試験概要

ここでは税理士試験の受験資格や科目等の概要をまとめて説明します。
あくまで概要ですので、大枠をざっと把握するためのものです。
最も詳しく記載されているのは国税庁のホームページです。

税理士試験受験資格の概要|国税庁

受験資格

税理士試験には受験資格があり、下記のいずれかに該当する必要があります。
国家資格である税理士になるための条件とも言えます。

  • 大学、短大又は高等専門学校を卒業した者で、法律学又は経済学等を1科目以上履修したこと
  • 大学3年次以上で、法律学又は経済学等を1科目以上含む62単位以上を取得したこと
  • 司法試験合格者
  • 公認会計士試験の短答式試験に合格したこと
  • 日商簿記検定1級又は全経簿記検定上級の合格したこと
  • その他

なお、受験申し込みの際には、どの条件に該当しているのかを証明する必要があります。

試験科目

試験科目は〈必修科目〉と〈選択科目〉があり、全部で11科目存在します。
そして、必修科目を含めて5科目の合格が必要となります。
まとめると下記のようになります。

この図の通りにとなるため、例えば「消費税法」と「酒税法」は、どちらかしか選択することができません。

合格基準

合格基準は各科目とも、満点の60%とされています。

ん??60点ではないの?と思いますよね。

この試験では、上位10%程度が合格となるよう点数調整がなされます。
科目によって合格率は異なるので、下記のページを参照ください。

免除制度

税理士になる(税理士登録する)ためには、上記で紹介した5科目を合格する(いわゆる官報合格)以外にも方法があります。

それが試験の免除制度です。
この免除のパターンは大きく3つに分かれます。

  1. 大学院にて、修士論文を執筆し、学位を得ていること
  2. 官公署において指定された業務に一定期間従事したこと
  3. その他(弁護士資格保有者等)

詳細については、下記のページを参照ください。

受験料

受験料は、一度に受験する科目数に応じて決められています。

  • 1科目 4,000円
  • 2科目 5,500円
  • 3科目 7,000円
  • 4科目 8,500円
  • 5科目 10,000円

一度に5科目を受けることも可能ですが、よっぽどの天才でない限り、多くても3科目が限度でしょう。

試験日程

税理士試験は毎年、8月上旬の3日間を通して行われます。
申込期間は5月中旬で、すべて国税庁のホームページにてアナウンスされます。

  • 1日目
     簿記論、財務諸表論、消費税法or酒税法
  • 2日目 
     法人税、相続税、所得税
  • 3日目
     固定資産税、国税徴収法、消費税or事業税

この日程をもとに、受験科目を決定する人も多いでしょう。

1年に1度の国家試験。
試験日が近づくと、焦って不安になり、当日は手が震えるしで本当に大変です。

なお、2020年度は日本でのオリンピックの開催による影響を考慮し、8月18日から8月20日までの3日間で行われました。

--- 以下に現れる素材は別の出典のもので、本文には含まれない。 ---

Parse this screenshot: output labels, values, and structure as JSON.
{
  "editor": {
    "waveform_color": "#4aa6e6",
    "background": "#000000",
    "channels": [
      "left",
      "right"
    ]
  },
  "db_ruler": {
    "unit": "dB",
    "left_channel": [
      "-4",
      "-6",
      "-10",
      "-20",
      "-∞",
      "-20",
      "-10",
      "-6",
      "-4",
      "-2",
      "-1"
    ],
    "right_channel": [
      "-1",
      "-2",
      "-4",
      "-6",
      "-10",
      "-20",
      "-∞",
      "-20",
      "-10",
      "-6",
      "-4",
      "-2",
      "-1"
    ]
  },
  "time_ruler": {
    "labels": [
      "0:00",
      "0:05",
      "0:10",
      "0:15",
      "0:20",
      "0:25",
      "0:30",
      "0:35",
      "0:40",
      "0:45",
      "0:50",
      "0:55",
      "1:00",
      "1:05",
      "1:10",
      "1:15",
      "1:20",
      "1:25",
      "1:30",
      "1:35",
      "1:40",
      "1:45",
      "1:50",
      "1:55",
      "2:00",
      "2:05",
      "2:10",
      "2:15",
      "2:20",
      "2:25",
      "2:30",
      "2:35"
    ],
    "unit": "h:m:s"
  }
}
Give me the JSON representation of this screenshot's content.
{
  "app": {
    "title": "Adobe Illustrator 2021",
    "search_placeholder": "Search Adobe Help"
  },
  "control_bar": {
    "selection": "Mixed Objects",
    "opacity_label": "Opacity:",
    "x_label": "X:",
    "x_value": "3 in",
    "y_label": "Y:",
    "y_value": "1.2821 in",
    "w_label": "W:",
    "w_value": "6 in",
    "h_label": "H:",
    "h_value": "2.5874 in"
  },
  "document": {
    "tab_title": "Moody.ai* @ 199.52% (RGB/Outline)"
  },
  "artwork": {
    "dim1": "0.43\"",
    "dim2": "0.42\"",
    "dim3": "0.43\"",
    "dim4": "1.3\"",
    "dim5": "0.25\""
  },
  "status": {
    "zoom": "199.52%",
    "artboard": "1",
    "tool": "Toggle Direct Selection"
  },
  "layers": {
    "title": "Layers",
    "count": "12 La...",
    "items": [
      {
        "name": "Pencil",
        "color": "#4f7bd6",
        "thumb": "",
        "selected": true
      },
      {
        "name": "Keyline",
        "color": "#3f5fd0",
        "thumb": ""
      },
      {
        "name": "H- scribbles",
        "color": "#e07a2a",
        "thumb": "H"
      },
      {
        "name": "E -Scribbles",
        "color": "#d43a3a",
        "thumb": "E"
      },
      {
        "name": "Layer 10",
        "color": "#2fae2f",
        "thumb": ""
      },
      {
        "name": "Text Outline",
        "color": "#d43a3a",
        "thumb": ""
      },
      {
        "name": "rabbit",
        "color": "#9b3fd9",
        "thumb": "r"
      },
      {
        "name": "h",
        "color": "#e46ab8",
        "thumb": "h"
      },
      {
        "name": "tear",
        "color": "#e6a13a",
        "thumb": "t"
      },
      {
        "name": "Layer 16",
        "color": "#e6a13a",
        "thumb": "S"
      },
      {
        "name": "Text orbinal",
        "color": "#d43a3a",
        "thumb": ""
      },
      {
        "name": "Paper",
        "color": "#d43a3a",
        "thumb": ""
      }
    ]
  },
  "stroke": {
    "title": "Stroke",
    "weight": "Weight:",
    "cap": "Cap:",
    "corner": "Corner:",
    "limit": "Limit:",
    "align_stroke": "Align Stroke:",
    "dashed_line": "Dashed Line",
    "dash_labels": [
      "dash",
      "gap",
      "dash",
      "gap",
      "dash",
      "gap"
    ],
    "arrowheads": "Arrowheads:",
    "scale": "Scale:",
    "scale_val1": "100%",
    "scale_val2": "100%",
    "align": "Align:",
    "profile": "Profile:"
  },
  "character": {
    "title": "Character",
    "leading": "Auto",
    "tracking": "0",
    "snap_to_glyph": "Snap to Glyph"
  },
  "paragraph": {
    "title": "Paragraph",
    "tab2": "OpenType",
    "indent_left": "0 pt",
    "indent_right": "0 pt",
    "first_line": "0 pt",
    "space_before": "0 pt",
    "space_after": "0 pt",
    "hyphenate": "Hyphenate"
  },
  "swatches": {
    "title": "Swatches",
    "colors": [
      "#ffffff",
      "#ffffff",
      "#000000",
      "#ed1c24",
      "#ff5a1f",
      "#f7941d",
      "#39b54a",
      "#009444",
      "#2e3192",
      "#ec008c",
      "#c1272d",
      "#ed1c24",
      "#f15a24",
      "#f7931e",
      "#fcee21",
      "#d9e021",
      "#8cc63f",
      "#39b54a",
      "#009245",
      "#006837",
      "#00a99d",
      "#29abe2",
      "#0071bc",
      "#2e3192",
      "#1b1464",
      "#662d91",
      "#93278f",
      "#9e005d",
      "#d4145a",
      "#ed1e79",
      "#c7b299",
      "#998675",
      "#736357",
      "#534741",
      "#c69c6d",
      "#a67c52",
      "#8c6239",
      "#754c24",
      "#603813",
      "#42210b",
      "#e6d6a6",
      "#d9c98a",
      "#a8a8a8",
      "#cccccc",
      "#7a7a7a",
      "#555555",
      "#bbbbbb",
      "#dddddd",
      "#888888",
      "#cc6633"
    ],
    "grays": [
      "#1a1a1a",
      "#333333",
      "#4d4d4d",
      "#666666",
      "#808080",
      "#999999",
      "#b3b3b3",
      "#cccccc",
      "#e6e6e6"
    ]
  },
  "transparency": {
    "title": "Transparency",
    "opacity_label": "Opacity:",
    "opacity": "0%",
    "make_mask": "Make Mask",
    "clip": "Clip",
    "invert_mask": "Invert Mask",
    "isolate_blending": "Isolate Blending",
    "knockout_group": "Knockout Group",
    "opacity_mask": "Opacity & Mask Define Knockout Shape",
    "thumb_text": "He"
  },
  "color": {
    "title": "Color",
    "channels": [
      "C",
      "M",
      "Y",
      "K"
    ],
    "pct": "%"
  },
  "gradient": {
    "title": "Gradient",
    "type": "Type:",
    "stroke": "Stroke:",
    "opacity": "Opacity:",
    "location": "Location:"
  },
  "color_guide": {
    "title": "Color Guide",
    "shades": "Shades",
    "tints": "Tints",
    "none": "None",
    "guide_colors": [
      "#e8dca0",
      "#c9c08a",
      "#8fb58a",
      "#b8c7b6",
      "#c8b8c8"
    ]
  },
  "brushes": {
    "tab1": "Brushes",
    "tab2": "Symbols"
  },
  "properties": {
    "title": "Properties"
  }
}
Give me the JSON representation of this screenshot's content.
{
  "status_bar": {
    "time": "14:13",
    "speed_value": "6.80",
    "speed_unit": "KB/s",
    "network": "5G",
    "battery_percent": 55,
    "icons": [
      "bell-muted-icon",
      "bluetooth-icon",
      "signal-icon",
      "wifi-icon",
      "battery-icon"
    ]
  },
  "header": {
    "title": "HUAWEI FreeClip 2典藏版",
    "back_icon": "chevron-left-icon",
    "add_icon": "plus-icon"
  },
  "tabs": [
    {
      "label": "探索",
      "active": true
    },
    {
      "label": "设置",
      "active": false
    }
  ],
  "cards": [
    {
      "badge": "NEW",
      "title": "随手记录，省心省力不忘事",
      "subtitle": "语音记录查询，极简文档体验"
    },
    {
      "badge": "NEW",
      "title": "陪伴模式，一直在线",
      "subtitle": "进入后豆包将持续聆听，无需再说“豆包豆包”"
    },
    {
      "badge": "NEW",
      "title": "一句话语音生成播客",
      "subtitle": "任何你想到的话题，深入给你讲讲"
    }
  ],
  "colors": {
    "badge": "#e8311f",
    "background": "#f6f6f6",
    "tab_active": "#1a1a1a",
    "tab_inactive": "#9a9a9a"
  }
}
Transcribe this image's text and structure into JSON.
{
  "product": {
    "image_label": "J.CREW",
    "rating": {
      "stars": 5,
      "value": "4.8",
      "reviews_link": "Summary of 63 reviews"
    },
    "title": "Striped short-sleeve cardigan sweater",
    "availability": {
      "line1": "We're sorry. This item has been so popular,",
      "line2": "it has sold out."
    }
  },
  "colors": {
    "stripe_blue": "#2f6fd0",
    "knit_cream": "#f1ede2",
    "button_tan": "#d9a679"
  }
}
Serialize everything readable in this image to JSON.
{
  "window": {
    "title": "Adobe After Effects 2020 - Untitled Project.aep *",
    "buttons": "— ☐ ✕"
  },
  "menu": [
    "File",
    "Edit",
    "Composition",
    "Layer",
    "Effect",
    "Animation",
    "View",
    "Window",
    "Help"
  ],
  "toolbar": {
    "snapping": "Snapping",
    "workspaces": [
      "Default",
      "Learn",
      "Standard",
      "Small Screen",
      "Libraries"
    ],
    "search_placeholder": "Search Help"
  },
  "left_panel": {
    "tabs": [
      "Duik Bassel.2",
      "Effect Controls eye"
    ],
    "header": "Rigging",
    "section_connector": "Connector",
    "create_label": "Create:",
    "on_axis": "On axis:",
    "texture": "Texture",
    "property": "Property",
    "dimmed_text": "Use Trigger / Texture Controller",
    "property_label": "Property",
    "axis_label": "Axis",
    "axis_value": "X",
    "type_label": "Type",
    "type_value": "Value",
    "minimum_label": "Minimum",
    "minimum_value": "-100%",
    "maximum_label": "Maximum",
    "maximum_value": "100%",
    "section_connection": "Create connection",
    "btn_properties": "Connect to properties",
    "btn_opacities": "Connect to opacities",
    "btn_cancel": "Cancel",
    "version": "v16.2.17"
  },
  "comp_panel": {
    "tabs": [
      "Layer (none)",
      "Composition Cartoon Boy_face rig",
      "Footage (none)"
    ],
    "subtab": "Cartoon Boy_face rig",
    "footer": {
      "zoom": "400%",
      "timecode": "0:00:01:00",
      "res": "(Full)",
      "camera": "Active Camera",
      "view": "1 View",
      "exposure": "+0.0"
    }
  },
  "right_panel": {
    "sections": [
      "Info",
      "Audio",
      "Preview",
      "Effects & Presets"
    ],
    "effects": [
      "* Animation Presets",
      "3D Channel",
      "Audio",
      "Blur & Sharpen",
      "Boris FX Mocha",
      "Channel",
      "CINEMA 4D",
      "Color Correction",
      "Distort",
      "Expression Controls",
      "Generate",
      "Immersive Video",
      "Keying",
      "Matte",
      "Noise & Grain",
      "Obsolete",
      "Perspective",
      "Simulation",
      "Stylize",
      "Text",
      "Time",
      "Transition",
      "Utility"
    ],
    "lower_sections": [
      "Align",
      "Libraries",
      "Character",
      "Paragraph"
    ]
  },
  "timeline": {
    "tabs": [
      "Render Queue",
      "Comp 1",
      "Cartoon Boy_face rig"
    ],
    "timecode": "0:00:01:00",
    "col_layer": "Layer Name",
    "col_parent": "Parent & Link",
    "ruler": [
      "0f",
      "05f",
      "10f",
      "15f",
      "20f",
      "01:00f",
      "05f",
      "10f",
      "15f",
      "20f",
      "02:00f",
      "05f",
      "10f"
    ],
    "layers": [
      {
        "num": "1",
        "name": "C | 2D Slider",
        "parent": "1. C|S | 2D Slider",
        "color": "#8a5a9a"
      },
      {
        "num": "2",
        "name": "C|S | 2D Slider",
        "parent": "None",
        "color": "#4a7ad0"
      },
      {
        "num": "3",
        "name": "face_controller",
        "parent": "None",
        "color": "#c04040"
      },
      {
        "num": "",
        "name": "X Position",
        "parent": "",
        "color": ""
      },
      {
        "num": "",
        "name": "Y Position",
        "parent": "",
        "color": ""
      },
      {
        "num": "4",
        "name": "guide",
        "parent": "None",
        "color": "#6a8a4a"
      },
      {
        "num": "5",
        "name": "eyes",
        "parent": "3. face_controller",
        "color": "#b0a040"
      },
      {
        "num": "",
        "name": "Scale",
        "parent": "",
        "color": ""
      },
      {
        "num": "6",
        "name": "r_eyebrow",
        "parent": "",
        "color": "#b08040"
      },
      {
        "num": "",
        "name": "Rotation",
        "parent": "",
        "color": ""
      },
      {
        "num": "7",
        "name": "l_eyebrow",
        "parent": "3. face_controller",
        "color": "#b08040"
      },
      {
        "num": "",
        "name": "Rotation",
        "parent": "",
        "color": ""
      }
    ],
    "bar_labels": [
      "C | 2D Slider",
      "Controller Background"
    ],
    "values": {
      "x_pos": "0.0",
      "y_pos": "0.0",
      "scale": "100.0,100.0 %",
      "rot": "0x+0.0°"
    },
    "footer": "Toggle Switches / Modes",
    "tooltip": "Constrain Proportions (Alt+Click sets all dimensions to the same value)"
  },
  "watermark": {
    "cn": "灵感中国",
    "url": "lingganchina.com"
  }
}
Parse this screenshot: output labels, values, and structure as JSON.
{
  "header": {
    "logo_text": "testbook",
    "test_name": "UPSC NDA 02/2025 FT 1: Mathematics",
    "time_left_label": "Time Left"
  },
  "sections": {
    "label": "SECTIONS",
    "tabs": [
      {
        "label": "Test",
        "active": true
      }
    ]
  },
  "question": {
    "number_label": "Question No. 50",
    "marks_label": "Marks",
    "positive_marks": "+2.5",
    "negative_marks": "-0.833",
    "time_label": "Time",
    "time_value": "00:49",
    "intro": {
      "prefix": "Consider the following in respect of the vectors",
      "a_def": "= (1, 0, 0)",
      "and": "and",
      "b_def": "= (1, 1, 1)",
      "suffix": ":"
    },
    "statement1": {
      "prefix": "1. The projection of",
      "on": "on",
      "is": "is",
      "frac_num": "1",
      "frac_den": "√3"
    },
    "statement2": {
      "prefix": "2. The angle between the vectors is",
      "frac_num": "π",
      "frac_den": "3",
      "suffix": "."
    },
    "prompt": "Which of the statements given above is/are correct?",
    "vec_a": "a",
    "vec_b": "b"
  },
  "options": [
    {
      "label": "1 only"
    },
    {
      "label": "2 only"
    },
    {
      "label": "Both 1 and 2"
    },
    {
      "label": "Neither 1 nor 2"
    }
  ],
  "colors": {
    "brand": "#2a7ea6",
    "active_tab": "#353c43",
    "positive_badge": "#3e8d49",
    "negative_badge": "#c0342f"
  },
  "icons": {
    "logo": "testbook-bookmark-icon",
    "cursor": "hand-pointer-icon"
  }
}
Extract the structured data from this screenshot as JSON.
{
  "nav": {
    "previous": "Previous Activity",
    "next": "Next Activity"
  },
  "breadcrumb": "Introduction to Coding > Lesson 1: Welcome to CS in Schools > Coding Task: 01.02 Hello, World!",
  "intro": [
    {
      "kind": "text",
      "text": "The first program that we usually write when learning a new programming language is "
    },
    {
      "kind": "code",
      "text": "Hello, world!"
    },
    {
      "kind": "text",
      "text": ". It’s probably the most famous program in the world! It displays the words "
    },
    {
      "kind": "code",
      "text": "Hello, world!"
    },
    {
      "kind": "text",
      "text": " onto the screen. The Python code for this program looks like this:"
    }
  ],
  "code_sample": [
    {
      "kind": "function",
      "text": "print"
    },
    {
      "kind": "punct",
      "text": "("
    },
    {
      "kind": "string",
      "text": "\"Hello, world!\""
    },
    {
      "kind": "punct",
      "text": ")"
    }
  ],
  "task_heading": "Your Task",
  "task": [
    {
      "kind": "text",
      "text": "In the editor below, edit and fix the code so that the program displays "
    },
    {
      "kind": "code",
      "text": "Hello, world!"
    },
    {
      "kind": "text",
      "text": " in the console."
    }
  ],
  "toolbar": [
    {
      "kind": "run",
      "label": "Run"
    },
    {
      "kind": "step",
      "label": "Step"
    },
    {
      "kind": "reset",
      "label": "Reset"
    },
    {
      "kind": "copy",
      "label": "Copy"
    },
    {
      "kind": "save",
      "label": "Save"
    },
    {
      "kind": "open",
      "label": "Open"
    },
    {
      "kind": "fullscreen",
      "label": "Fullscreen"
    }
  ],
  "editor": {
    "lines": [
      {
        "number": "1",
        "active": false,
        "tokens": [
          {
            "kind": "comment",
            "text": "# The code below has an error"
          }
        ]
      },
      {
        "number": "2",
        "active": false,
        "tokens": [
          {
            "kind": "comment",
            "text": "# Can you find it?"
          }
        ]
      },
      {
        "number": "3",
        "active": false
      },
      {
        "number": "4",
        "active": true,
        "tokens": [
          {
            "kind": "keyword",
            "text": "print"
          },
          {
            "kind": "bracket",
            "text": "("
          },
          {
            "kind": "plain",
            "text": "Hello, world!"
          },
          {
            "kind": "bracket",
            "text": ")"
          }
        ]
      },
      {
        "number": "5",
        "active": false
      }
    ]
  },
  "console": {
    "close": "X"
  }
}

2021年度もおそらくその日程になるのではないでしょうか。

試験会場

試験会場は各国税局・国税事務所の所在地となっており、受験票にて受験申込者に通知されます。

2020年度はコロナウイルス対策のために会場の変更等が行われました。

合格発表

合格発表は12月中旬です。

試験日からおよそ4カ月。
受験生にとっては「この4カ月をどう過ごすか」が、とても重要になってきます。